KENDARIPOS.FAJAR.CO.ID -- Presiden Joko Widodo (Jokowi) merespons kebijakan pelarangan ekspor bahan baku minyak goreng yang menuai kritik masyarakat. Kepala negara merasa ironis, Indonesia sebagai negara terbesar produsen minyak sawit tetapi justru mengalami kelangkaan minyak goreng.
Jokowi juga menegaskan, kebutuhan pokok masyarakat dalam mengkonsumsi minyak goreng merupakan prioritas utama. “Saya mengikuti dengan seksama dinamika di masyarakat mengenai keputusan larangan ekspor bahan baku minyak goreng dan minyak goreng. Saya ingin menegaskan bagi Pemerintah, kebutuhan pokok masyarakat adalah yang utama,” kata Jokowi dalam siaran Youtube Sekretariat Presiden, Rabu (27/4), kemarin.
“Ini prioritas paling tinggi Pemerintah setiap membuat keputusan. Sebagai negara produsen minyak sawit terbesar di dunia, ironis kita malah kesulitan mendapatkan minyak goreng,” sambungnya.
Jokowi meminta para pengusaha minyak goreng untuk melihat dengan jernih terkait kebijakan Pemerintah yang melarang ekspor bahan baku minyak goreng. Hal ini diputuskan setelah kurang lebih empat bulan, masyarakat mengalami kelangkaan minyak goreng.
Terlebih memang berbagai kebijakan telah dilakukan Pemerintah, seperti penetapan harga eceran tertinggi (HET) minyak goreng curah Rp 14.000 dan harga minyak goreng premium dikembalikan ke harga pasar. Namun, kebijakan itu dinilai belum efektif menekan kelangkaan dan mahalnya harga minyak goreng.
“Saya minta para pelaku usaha minyak sawit untuk melihat masalah ini dengan lebih baik, dengan lebih jernih. Saya sebagai presiden tak mungkin membiarkan itu terjadi. Sudah 4 bulan kelangkaan berlangsung dan Pemerintah sudah melakukan berbagai kebijakan namun belum efektif,” tegas Jokowi.
Salah satu kritik pelarangan ekspor minyak goreng sebelumnya datang dari anggota Komisi VII DPR RI Mulyanto.
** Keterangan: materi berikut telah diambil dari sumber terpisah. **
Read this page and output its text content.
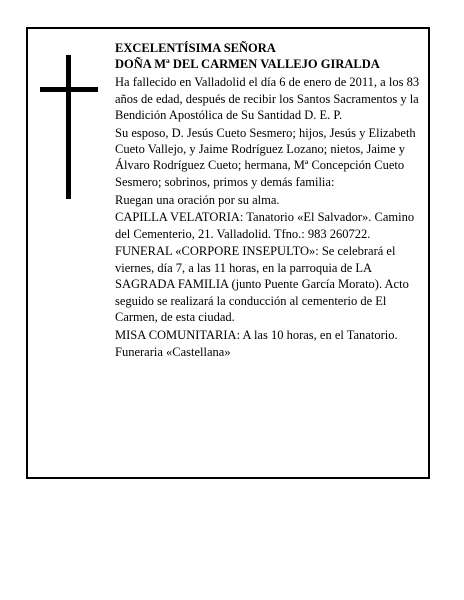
EXCELENTÍSIMA SEÑORA

DOÑA Mª DEL CARMEN VALLEJO GIRALDA

Ha fallecido en Valladolid el día 6 de enero de 2011, a los 83 años de edad, después de recibir los Santos Sacramentos y la Bendición Apostólica de Su Santidad D. E. P.

Su esposo, D. Jesús Cueto Sesmero; hijos, Jesús y Elizabeth Cueto Vallejo, y Jaime Rodríguez Lozano; nietos, Jaime y Álvaro Rodríguez Cueto; hermana, Mª Concepción Cueto Sesmero; sobrinos, primos y demás familia:

Ruegan una oración por su alma.

CAPILLA VELATORIA: Tanatorio «El Salvador». Camino del Cementerio, 21. Valladolid. Tfno.: 983 260722.

FUNERAL «CORPORE INSEPULTO»: Se celebrará el viernes, día 7, a las 11 horas, en la parroquia de LA SAGRADA FAMILIA (junto Puente García Morato). Acto seguido se realizará la conducción al cementerio de El Carmen, de esta ciudad.

MISA COMUNITARIA: A las 10 horas, en el Tanatorio.

Funeraria «Castellana»
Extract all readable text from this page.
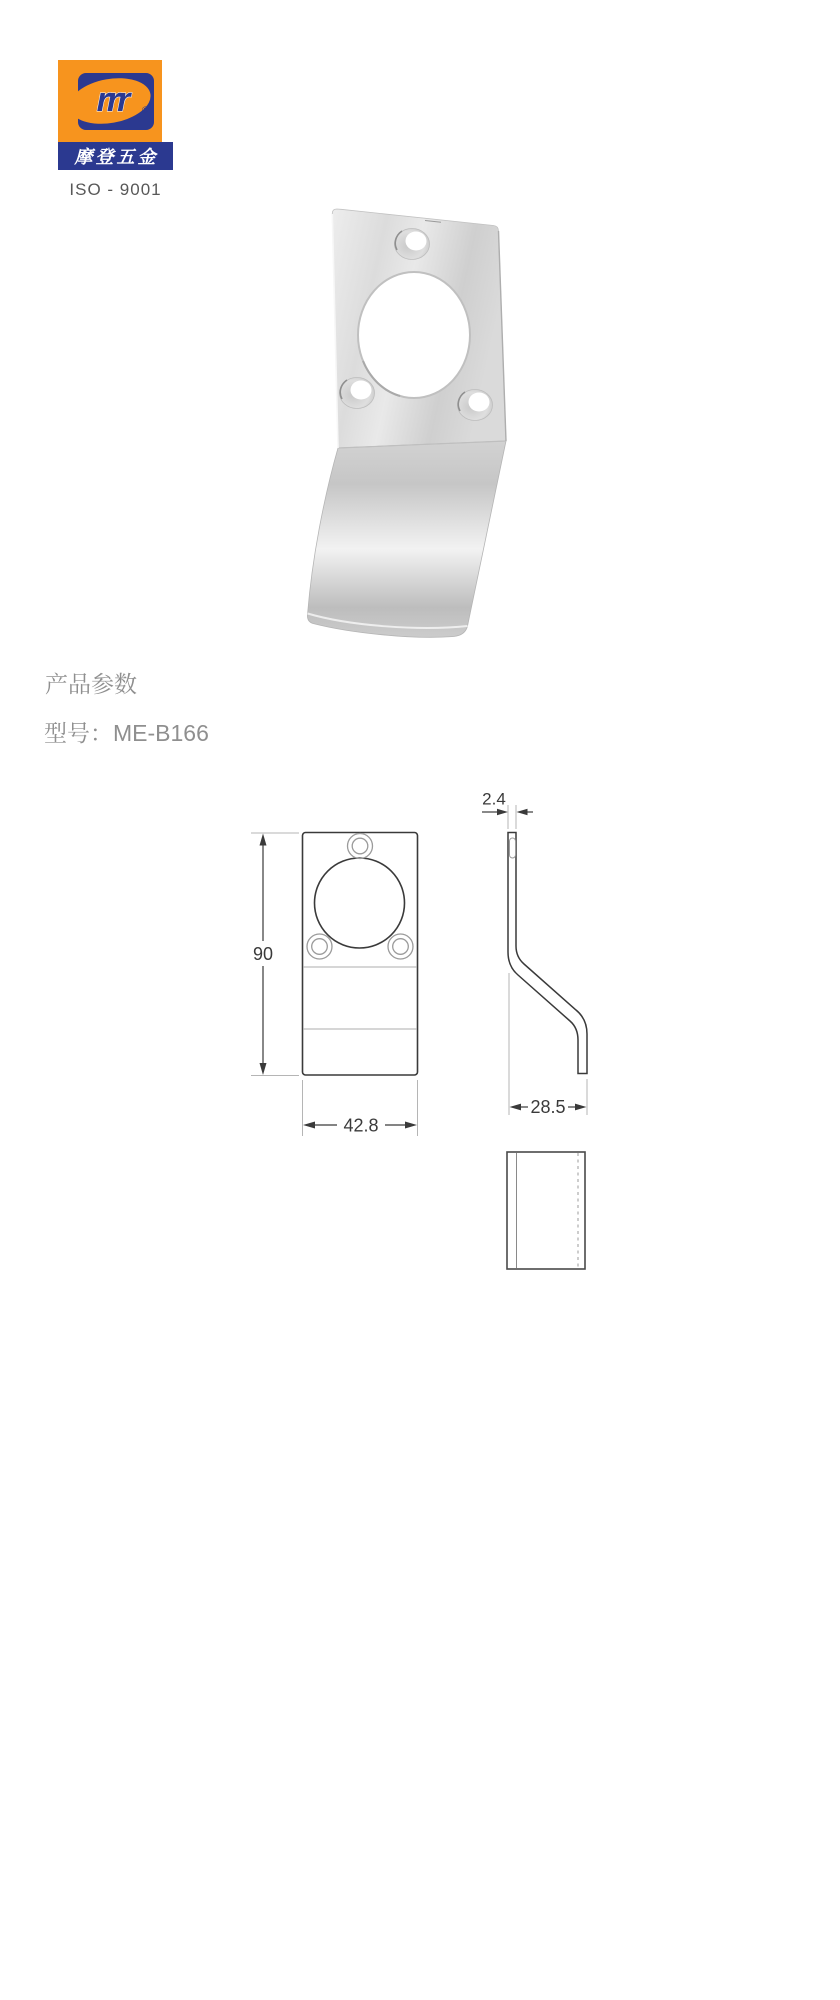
rrr	®
摩登五金
ISO - 9001
产品参数
型号：ME-B166
90
42.8
2.4
28.5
Dia menyebut kebijakan Presiden Jokowi soal larangan ekspor CPO masuk angin.
Mulyanto menyebut, kebijakan ini tidak akan bertahan lama karena kuatnya tekanan yang dihadapi pemerintah. Tekanan yang dimaksud bukan hanya dari kalangan pengusaha tapi juga dari negara-negara tujuan ekspor.
“Memalukan. Belum juga dilaksanakan, kebijakan ini sudah ditafsirkan secara berbeda oleh anak buahnya. Dan ini bukan kejadian pertama. Sebelumnya, dalam kasus larangan ekspor batu bara, terjadi pula pembatalan kebijakan dalam waktu sepekan. Kalau dibiarkan seperti ini bisa kacau penyelenggaraan negara,” ujar Mulyanto
Mulyanto menambahkan bila sekarang tafsir obyeknya menyempit dari CPO menjadi RBD. Karena RBD adalah turunan dari CPO, besok berikutnya patut diduga, periode waktu kebijakannya yang akan menyempit menjadi hanya beberapa pekan atau hari saja. Penyempitan objek larangan ekspor dan masa berlaku kebijakan ini akan membuat tidak efektif.
Menurut Mulyanto, kebijakan Pemerintah terkait larangan ekspor migor yang terkesan bombastis ini hanyalah gertak sambal saja. Bukan kebijakan yang prudent berbasis riset.
“Sehingga tertangkap sebagai kebijakan yang sekedar tebar pesona, yang tidak sungguh-sungguh untuk membangun tata niaga migor yang berpihak kepada rakyat,” pungkasnya. (jpg)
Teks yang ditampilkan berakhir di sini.